Ares turned his attention back to his father and puffed out his chest. “They defiled your statue, and so I passed judgment, a lesson to be learned by all — none shall desecrate the name of the King of Gods without payment in blood.”
“You what?” His voice boomed, and the room dimmed, filling with rolling thunder.
Ares’s smile fell. Athena’s widened.
“What have you done?” Zeus hissed. “Are they … you killed them?”
“Y-yes, Father.” Joy washed out of him and fear took its place. The heartbeats that had delivered the blood to his hands silenced.

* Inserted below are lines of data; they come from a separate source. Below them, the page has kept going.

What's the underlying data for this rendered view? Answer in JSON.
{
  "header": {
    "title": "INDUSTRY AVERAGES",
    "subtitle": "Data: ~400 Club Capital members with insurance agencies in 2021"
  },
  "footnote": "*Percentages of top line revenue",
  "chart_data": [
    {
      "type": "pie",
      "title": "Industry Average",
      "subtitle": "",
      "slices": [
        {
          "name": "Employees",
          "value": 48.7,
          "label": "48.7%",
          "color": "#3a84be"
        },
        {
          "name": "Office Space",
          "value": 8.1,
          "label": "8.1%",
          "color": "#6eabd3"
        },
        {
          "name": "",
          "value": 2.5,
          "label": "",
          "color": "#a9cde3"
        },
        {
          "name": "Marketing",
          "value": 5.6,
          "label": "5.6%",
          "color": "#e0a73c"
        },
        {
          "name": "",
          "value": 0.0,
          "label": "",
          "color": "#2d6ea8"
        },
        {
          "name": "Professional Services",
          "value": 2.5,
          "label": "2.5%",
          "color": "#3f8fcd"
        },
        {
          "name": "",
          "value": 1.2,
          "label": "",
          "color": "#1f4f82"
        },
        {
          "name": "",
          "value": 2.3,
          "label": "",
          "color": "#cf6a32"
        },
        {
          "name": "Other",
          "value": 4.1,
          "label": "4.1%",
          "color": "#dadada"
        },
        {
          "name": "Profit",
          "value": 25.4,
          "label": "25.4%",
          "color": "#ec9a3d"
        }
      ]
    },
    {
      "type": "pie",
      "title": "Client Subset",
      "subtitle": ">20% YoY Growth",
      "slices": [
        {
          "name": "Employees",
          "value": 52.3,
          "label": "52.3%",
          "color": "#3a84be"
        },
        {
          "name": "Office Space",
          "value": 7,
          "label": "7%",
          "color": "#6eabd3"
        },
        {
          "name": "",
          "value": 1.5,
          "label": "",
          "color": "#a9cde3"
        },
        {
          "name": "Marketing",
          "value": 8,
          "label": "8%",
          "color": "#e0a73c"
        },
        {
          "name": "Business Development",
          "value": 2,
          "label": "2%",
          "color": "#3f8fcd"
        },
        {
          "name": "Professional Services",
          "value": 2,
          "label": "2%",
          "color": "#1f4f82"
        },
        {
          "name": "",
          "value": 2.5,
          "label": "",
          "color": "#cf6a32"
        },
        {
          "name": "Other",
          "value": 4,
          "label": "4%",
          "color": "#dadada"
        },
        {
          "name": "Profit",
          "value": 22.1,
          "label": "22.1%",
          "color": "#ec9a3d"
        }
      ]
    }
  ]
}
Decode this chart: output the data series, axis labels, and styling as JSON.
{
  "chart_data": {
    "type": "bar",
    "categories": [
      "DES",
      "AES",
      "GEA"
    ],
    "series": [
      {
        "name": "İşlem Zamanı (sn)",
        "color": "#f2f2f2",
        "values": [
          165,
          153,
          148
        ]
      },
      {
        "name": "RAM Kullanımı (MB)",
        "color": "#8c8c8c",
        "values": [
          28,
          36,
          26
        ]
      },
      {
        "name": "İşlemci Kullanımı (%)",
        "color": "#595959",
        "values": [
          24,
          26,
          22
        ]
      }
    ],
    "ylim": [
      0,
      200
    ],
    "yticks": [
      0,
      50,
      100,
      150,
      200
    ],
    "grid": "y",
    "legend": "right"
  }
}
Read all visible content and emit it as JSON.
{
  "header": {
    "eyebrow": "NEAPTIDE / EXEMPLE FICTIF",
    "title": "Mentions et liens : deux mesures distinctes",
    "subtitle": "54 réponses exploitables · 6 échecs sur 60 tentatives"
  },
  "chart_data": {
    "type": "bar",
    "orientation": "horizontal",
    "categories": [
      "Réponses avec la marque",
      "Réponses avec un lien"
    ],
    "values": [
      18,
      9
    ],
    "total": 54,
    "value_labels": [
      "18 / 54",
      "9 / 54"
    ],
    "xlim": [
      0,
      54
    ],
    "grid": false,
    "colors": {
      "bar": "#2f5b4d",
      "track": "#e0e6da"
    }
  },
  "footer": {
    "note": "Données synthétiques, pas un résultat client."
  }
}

“And you believed I would be pleased?” He stood, gray eyes storming.
Ares opened his mouth to speak as his father approached, but the words caught in his dusty throat.
Hera burst through an archway and onto the patio, emerald robes flying behind her like wings, her face wild. As she entered the room, she slowed to a brisk walk, smoothing her robes with shaking hands, painting on a placid smile to mask her distress. Her eyes betrayed her.